We were in the courthouse waiting for Kajuna and the promised chicken dinner as it grew dark and cool and close to 7 p.m. Andrew and I needed an early start the next day for our journey by bus back to Dar es Salaam.
Finally, he arrived ... with a rooster.
Not a happy one.
It had reason to kick up a fuss because, before long, Kajuna had cut its throat, soaked it, plucked it, gutted it, dismembered it and thrown all its parts into a pot ... all there in the courtyard as we observed the proceedings.
The pot actually was a pressure cooker that Andrew had purchased and left for the Edmundsons.
It made all the difference.
Chickens over there are rangy and tough. They need a lot of cooking, particularly when the parts being cooked include the head, feet ... well, everything. Waste not.
Throw in some potatoes, carrots, a bit of spice and what comes out after an hour of pressure cooking is going to be tender, finger-lickin' chicken.
We ate well, if not fancy, during our visit. Staples include rice (you can jazz it up by cooking it in coconut milk) and a cornmeal concoction called ugali that's kinda sorta like grits. It's not very appetizing plain, but add a tomatoey sauce and it's better.
By the way, check out this cool blog -- A Taste of Tanzania. Here's an entry about ugali.
John and Randee get regular deliveries of eggs and milk (which they have to boil); John buys coffee from a nearby priest, and they eat a lot of fruits and vegetables, including papaya, tangerines, tomatoes, cucumbers, carrots and potatoes. For breakfast, Randee fixes a millet porridge that's tasty and nourishing. John still dreams of Eskimo Pies, but you can't have everything.
Dar es Salaam, meanwhile, offers a variety of ethnic restaurants, as you'd expect in any large city these days.
Although, come to think of it, I never saw a Mexican place. Surely, there's a great opportunity.
Andrew and I ate at a couple of restaurants that were favorites of his from his previous visits to Dar, one Lebanese and the other Chinese.
In deference to Muslim sensibilities (and Dar is a city where the call to prayer rings out through loudspeakers several times a day, starting at 5 a.m.), no alcohol was served at the Lebanese restaurant -- a shame because my dish was really spicy.
Not that it's hard to find a drink in town.
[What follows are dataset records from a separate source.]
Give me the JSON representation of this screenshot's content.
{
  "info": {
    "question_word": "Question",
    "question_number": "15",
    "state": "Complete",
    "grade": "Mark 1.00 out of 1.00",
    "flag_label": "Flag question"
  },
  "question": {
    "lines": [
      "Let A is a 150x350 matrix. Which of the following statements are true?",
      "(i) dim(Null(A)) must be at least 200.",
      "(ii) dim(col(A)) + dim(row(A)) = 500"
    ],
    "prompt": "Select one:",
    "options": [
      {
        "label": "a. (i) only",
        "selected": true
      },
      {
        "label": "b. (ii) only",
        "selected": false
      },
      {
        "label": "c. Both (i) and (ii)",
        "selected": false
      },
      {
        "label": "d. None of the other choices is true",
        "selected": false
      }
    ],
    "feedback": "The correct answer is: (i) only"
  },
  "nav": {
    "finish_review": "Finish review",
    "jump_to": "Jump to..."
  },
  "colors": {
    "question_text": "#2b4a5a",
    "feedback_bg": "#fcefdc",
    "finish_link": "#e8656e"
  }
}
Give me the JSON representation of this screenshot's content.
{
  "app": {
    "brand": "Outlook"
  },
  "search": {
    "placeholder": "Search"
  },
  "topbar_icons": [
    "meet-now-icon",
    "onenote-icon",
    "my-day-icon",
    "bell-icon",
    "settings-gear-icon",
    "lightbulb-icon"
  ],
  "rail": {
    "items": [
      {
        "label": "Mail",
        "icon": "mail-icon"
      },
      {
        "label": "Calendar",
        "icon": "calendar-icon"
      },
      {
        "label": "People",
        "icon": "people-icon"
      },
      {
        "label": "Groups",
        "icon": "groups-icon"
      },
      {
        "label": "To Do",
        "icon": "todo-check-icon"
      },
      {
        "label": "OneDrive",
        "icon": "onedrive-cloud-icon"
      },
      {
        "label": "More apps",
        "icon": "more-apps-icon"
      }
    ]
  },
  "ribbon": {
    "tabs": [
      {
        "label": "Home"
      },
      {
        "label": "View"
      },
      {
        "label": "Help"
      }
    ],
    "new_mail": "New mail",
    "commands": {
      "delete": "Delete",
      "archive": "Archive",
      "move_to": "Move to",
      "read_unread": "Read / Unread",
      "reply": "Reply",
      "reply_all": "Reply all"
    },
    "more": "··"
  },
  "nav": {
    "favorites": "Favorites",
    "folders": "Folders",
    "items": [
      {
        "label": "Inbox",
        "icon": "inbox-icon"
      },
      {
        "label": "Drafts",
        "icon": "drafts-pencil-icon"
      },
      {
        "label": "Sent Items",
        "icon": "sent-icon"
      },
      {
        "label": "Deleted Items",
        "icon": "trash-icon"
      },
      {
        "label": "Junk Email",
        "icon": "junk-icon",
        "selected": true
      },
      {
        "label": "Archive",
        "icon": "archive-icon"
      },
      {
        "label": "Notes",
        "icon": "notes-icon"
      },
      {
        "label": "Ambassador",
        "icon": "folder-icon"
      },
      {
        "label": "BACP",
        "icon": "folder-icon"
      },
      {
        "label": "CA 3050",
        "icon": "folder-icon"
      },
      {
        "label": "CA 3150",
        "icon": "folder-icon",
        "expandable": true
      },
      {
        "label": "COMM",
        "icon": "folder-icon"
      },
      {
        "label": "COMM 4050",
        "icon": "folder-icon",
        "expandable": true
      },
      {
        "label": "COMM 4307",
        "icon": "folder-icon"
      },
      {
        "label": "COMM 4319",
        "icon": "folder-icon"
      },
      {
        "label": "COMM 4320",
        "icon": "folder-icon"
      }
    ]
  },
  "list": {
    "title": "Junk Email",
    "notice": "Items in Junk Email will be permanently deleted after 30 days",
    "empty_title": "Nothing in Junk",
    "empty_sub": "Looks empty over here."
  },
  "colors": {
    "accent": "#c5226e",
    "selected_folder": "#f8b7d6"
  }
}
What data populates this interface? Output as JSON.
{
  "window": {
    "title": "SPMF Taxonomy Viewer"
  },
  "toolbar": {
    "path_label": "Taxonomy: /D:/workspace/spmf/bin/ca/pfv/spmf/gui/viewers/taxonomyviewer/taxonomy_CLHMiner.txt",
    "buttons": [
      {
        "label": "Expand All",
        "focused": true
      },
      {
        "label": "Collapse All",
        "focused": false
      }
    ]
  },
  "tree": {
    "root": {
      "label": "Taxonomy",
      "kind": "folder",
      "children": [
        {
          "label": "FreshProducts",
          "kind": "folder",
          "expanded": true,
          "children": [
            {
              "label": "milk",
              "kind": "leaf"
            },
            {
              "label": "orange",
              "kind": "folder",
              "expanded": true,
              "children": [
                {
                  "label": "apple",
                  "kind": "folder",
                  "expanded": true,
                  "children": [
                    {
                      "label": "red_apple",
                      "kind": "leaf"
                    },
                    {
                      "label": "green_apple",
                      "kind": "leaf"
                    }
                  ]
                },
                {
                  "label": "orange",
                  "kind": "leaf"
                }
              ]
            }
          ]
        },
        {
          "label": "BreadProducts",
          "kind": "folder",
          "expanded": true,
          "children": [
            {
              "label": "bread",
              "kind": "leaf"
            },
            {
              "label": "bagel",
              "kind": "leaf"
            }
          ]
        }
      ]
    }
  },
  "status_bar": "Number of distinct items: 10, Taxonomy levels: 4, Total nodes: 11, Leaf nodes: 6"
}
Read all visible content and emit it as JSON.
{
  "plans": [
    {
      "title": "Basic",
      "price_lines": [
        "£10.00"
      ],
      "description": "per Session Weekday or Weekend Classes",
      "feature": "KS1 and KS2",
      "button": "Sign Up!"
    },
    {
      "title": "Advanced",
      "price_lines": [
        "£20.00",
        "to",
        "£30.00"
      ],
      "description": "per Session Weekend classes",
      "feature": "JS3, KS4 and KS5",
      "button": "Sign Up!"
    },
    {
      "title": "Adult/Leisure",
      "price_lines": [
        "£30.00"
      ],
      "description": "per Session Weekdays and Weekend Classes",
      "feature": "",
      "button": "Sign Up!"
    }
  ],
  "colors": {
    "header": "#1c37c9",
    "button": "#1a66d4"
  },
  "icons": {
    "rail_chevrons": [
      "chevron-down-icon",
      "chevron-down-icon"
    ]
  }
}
There are plenty of bars, and some casinos if you want to gamble a few hundred thousand shillings (not me). Depending on the watering hole, you can find beer, liquor or wine from around the world. I might not trust local liquors, but some of the beer is good enough, like Ndovu, which is brewed in Dar with Czech hops.
If you're going nonalcoholic, you can do well with tea, coffee and fruit juices. I had a blend of mango/papaya juice for breakfast our first morning in Dar, which was quite nice. And I like Tanzanian coffee so well that I order it here.
Otherwise, you can go with soft drinks (Coke brands dominate) and bottled water.
When you order any drink in a restaurant (except tea, coffee or fruit juice), it's customary for the server to open the bottle in your presence to assure you it hasn't been tampered with. Tea and coffee, of course, are safe to drink but you're probably taking some risk with the fruit juice.
One food that isn't common, because of the large Muslim population, is pork. Kajuna, Andrew and I set out from Kongei one day to find a place that might prepare some for us, with John planning to join us there.
Our first stop, a restaurant/lodge in Soni, was negative, but the proprietor of a place down the road was able to accommodate us. Within an hour or so, we had a first-rate feast of rice, tomatoes and cucumbers and pork and other vegetables in a sauce spiced with bits of red-hot chili peppers served by a young woman wearing a Barack Obama T-shirt.
It was a fine meal, and we never heard a squeal.